Dès que cette bête fut chez Darche, ce fut un pauvre martyr ; matin et soir, on lui jetait un petit morceau de pain noir, et c’était tout ; de plus, il était maltraité par les deux enfants sans aucune raison, mais par plaisir de s’amuser ; quelquefois il leur servait de cible pour s’exercer à lancer des pierres ou ils lui mettaient un charbon sur le dos pour le voir se rouler à terre. Un jour, ils avaient essayé de le noyer dans la rivière.

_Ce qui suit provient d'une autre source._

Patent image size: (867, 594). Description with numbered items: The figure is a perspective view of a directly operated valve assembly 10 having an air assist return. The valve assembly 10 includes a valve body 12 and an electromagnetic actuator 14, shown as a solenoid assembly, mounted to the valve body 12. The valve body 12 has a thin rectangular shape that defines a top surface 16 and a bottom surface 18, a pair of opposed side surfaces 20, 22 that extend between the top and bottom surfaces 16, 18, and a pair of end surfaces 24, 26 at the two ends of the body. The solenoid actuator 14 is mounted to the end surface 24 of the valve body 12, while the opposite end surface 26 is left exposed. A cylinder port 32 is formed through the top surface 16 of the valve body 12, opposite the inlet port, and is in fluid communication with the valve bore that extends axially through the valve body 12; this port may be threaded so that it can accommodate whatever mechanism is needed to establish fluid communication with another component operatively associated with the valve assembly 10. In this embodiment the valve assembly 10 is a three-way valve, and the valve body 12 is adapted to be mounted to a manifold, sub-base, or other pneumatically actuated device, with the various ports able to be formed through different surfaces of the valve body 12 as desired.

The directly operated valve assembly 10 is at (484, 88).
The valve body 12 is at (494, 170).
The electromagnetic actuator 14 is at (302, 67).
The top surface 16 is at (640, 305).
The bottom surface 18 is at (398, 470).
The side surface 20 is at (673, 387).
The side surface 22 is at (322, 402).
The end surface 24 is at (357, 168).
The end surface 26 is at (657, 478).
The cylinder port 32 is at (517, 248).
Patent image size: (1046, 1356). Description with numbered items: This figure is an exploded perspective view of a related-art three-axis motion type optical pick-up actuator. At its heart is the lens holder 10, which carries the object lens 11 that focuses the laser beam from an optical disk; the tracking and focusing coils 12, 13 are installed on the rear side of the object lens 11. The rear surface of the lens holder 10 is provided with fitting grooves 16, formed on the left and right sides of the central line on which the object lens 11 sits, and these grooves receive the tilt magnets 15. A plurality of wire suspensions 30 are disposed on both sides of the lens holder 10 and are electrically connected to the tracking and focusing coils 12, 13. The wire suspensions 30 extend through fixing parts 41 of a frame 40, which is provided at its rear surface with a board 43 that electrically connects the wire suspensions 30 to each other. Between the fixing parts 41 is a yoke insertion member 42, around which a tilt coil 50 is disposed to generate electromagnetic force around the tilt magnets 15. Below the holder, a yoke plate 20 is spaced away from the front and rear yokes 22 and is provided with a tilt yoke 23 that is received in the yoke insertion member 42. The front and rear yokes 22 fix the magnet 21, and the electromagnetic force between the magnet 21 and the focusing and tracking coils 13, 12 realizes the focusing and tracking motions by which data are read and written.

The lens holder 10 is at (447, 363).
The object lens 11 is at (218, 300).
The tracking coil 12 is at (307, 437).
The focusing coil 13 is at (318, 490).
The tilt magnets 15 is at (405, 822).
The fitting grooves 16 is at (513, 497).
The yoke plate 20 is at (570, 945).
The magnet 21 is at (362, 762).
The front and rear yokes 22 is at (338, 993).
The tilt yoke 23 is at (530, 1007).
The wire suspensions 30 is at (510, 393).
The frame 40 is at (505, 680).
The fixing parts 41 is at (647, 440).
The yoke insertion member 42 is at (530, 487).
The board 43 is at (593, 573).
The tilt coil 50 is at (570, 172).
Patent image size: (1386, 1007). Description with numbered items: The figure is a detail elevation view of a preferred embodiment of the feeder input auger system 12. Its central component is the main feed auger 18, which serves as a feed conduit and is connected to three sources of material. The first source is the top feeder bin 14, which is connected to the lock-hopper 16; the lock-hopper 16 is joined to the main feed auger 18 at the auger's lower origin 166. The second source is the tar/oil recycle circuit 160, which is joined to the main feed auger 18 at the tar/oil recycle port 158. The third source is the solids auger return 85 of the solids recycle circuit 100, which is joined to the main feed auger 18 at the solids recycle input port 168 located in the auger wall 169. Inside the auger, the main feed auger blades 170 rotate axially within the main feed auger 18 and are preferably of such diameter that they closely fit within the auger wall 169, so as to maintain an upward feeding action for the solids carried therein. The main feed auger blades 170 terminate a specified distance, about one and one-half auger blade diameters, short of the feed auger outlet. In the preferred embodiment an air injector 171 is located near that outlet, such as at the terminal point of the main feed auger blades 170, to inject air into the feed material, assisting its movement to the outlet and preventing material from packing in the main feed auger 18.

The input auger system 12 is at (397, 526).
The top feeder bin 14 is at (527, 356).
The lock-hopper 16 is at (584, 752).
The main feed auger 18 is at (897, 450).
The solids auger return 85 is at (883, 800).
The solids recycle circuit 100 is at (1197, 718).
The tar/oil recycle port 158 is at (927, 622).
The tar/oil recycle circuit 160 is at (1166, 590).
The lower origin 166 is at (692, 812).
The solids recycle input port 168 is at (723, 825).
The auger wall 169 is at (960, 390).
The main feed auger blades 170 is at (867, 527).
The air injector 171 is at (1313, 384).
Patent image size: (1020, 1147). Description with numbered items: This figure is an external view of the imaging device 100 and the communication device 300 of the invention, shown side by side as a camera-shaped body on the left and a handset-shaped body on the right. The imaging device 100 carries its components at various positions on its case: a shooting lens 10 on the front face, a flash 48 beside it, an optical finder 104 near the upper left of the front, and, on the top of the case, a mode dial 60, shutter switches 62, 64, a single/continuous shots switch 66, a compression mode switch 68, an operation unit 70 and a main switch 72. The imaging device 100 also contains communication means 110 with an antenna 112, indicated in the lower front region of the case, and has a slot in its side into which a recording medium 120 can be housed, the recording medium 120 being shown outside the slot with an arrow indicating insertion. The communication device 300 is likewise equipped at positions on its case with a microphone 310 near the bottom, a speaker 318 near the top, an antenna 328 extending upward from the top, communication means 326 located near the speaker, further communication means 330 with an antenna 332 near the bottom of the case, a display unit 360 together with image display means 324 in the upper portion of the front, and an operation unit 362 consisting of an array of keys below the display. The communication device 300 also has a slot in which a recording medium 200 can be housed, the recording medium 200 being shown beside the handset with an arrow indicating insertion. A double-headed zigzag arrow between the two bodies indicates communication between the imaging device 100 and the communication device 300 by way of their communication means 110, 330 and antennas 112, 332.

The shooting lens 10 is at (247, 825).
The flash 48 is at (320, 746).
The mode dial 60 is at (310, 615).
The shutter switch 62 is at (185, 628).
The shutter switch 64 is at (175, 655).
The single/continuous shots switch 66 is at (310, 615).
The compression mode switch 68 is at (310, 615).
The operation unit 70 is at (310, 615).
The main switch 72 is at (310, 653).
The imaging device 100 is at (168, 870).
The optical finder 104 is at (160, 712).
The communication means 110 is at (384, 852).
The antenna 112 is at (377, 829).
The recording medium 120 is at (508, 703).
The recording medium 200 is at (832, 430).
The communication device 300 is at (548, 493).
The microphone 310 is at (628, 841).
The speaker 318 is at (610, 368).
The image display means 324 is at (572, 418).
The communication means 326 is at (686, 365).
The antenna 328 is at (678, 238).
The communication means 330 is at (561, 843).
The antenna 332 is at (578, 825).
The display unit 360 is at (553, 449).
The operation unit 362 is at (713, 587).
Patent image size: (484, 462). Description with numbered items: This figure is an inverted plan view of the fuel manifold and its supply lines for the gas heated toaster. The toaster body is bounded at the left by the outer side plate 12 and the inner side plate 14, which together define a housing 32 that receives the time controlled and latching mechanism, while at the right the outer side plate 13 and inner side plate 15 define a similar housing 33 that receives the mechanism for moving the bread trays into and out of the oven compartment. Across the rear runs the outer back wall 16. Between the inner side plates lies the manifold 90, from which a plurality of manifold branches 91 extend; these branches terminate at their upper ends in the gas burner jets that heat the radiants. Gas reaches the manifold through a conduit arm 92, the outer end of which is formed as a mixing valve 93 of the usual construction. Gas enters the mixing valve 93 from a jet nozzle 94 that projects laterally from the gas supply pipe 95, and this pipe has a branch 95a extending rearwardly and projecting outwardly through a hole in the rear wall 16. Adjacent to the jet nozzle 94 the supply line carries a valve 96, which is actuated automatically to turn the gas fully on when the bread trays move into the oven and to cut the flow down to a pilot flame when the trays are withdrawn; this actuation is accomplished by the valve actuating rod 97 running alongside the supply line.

Mais leur plus grande joie c’était de lui faire avaler de force de l’eau-de-vie de marc ; alors cette pauvre bête hurlait aux loups, disaient-ils, se roulait, courait et gémissait tout à la fois ; eux étaient contents, ils allaient chercher les autres enfants du hameau en leur disant : venez vite voir, notre chien est saoul ; de temps en temps, ils recevaient bien une claque d’un voisin ou d’une voisine, qui voyaient mal ces choses-là ; mais la mère ne leur disait rien, elle n’avait aucune notion du bien ou du mal, elle se contentait de dire que voulez-vous que j’y fasse, c’est le père qui le leur a apporté, c’est à eux, et puis c’est un chien ! je n’ai pas besoin de lui pour garder ma vache ; il est sale, plein de mal, il ne veut plus seulement manger son pain, il aime mieux manger les ordures de toutes sortes ; plutôt il sera crevé, plutôt il nous débarrassera ; à cela les voisins, et les voisines surtout, lui répondaient si vous le nourrissiez mieux et que vous ne lui fassiez pas tant de mal, il ne serait pas si dégoûtant ; mais vous n’êtes pas seulement capable de faire une soupe pour votre homme, vous ne savez pas faire bouillir un peu de pain pour cette pauvre bête ; tuez-la pour que nous ne la voyons plus souffrir, car c’est révoltant à la fin ; de sorte qu’à cause de ce pauvre chien les disputes se renouvelaient à chaque instant parmi les femmes du hameau.